Em uma Londres sinistra, o protagonista, Winston Smith, modesto mas inquieto funcionário do departamento de História do Ministério da Verdade, conhece Julia, empregada do departamento de Ficção do mesmo ministério. Ela opera uma “máquina de escrever romances”: histórias com argumentos simples e personagens estereotipados, semelhantes àquelas que em nosso mundo real hoje são escritas por computadores que usam inteligência artificial. Winston e Julia se apaixonam e tentam se juntar a uma fantasmagórica organização clandestina de dissidentes que, no fundo, sabem estar condenada ao fracasso, porque o poder é invencível. Essa tensão entre o poder esmagador, por um lado, e, por outro, o amor e a liberdade, é a substância do romance.
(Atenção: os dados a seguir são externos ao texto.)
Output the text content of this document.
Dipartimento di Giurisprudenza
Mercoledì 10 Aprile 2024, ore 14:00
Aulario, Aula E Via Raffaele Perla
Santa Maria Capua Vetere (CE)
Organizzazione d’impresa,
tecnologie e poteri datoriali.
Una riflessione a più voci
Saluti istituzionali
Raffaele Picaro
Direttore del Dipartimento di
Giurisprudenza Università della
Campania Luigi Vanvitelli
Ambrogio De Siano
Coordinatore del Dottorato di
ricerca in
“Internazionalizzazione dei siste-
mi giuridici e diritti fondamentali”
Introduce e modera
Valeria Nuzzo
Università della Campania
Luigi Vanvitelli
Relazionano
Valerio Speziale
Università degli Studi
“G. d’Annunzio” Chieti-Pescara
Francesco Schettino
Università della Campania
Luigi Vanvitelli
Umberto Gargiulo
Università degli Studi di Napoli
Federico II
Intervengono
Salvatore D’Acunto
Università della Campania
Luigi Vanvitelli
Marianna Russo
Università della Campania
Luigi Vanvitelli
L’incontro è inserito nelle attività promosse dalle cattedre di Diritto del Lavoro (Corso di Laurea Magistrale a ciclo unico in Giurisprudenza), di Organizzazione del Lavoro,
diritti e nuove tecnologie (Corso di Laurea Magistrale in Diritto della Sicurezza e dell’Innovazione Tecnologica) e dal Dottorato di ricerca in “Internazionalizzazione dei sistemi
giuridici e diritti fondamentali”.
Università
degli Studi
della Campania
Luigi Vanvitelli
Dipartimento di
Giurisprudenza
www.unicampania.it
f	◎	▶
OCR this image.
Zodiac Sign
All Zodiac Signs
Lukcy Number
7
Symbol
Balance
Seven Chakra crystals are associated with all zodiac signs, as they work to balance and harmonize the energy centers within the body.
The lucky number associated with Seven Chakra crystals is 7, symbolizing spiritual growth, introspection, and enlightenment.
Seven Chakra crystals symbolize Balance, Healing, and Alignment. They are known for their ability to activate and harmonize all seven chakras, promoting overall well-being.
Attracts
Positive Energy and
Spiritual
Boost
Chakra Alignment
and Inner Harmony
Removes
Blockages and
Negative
Deixando de lado notáveis exceções, como o controle exercido pelo Governo chinês sobre sua população e satrapias várias, o onipresente Estado policial todo-poderoso e controlador que Orwell fabulou... não existe. Paradoxalmente, um dos maiores problemas em grande parte do mundo é a fraqueza ou a falência dos Estados. Mas os monopólios todo-poderosos da tecnologia, com seu controle da verdade e sua avidez vampírica por informação, podem ser um substituto plausível para esse Estado fictício. Nesse sentido, também na realidade, O Grande Irmão está te vigiando e te espionando – sim, com uma interface agradável e com a aquiescência e a entusiástica cooperação da massa – por meio das telas, do telefone celular que cada um carrega no bolso, do indelével rastro digital deixado por cada usuário.

Na sociedade ocidental de hoje, o sexo tampouco é reprimido e severamente controlado como em 1984, mas encorajado e exposto. E, no entanto, sua prática na juventude é substancialmente atrasada e reduzida, de acordo com estatísticas oficiais de uma dezena de países do primeiro mundo citadas pela revista cultural norte-americana The Atlantic. Essa demora pode ser a primeira indicação da recessão sexual, sinal de “uma retirada mais ampla da intimidade física que se estende até a entrada na maturidade”. (As causas dessa queda da libido podem ser pressões econômicas, ansiedade, fragilidade psicológica, uso generalizado de antidepressivos, televisão em streaming, estrógenos dispersados pelo plástico no meio ambiente, smartphones, falta de sono, obesidade, excesso de informação... ou o que ocorrer a qualquer analista).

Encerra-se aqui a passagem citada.